The Church of Antioch and the Eucharistic Traditions (ca. 35–130 CE).

Verlag:

Tübingen: Mohr Siebeck 2020. XIV, 304 S. = Wissenschaftliche Untersuchungen zum Neuen Testament. 2. Reihe, 529. Kart. EUR 84,00. ISBN 9783161583087.

Rezensent:

Angela Standhartinger

Die von Andrew D. Clarke und Mark J. Edwards am Oxford Centre for Mission Studies betreute Dissertation des am Baptist Theological Institut of Bucharest arbeitenden Kollegen möchte die Hypothese plausibilisieren, dass die meisten der neutestamentlichen Szenen, die die Einsetzungsworte enthalten (Mk 14,22–25/Mt 26,26–29; 1Kor 11,23–26/Lk 22,17–20 sowie Did 9–10) zwischen 35 und 70 n. Chr. in Antiochien entstanden sind oder für den dortigen liturgischen Gebrauch modifiziert wurden. Die Pluralität dieser nach Meinung Amiel Drimbes liturgisch verwendeten Texte erkläre sich aus der Vielfalt von Hausgemeinden, deren Feiern sie repräsentierten. Zwischen 35–70 habe man in Antiochien keine eucharistische Traditionen verdrängt, ausgeglichen oder synthetisiert, sondern sie vielmehr nebeneinander verwendet und dabei weiterentwickelt. Erst zwischen 80 und 130 n. Chr. entstanden Konkurrenzen, die in den Briefen des Ignatius von Antiochien sichtbar würden. Dieser habe mehrere Versionen von Einsetzungsworten gekannt, aber aus Gründen seiner theologischen Grenzziehungen gegen judenchristliche und doketische Gruppen alle außer den paulinischen aus 1Kor 11,23–26 verworfen.

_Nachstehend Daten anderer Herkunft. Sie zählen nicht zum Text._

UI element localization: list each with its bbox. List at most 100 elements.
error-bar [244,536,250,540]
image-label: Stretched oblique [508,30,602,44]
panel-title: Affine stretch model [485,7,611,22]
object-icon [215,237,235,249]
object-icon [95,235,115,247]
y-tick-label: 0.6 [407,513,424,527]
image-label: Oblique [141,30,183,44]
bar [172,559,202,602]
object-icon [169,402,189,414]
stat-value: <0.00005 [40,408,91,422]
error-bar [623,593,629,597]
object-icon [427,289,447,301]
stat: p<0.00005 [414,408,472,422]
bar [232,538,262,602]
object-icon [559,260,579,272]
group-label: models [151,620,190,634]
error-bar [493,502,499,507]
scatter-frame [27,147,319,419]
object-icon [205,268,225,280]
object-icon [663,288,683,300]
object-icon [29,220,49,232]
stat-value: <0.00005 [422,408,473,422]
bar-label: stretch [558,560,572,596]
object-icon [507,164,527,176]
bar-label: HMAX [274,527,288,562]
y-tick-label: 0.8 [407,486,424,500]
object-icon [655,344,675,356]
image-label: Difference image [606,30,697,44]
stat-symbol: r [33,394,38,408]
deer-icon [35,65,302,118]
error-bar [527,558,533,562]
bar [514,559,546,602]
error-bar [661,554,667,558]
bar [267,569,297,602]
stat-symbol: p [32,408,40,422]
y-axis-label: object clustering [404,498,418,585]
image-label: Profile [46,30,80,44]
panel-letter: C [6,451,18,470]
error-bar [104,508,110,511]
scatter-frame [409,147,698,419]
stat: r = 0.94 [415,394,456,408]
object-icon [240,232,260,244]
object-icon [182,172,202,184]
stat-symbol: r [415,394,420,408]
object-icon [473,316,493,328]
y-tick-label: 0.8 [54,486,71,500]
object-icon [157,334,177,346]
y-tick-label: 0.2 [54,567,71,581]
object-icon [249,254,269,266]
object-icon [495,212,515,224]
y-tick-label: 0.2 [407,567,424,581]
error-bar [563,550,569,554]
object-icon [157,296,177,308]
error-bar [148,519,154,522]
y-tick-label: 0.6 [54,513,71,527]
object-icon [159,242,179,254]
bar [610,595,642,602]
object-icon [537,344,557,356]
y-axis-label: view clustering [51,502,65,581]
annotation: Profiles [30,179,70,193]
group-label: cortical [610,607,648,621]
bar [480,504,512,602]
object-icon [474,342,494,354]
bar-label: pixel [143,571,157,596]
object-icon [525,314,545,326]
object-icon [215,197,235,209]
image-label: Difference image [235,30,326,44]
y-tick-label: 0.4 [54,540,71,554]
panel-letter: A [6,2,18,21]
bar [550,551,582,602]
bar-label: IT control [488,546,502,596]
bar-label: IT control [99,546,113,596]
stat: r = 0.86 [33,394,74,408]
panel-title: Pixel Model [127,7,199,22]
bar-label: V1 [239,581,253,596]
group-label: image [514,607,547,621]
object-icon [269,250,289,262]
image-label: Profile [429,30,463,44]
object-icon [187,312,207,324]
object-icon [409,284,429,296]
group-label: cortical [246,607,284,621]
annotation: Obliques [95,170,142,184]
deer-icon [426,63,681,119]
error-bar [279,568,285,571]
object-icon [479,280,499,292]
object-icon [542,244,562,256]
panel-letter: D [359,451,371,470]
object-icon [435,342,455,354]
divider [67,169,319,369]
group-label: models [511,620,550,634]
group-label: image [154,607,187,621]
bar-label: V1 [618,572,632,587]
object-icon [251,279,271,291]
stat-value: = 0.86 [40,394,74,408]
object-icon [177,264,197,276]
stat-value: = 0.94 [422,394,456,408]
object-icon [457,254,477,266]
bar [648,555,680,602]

Mit seinen Thesen möchte D. Widerspruch gegen Thesen von John P. Meier anmelden, der eine Verschmelzung und Integration verschiedener theologischer Strömungen in dieser für das Judentum und entstehende Christentum gleichermaßen bedeutsamen Metropole am Orontos vermutet (siehe John P. Meier, Antiochia, in: Raymond E. Brown/John P. Meier [Hgg.], Antioch and Rome. New Testament Cradles of Catholic Christianity, New York u. a. 22004 [1983], 11–86). Anders als Meier wählt D. jedoch nicht Gal 2,11–14 als Ausgangspunkt und über Meier hinaus bezieht er auch die Didache in seine Überlegungen ein. Das zugrunde gelegte heuristische Modell schließt sich Larry Hurtados Kritik an Walter Bauers unvermitteltem Pluralitätsmodell an und vermutet eine »interactive diversity« (17) in den liturgischen Praktiken der Mahlfeiern in den verschiedenen Hausgemeinden.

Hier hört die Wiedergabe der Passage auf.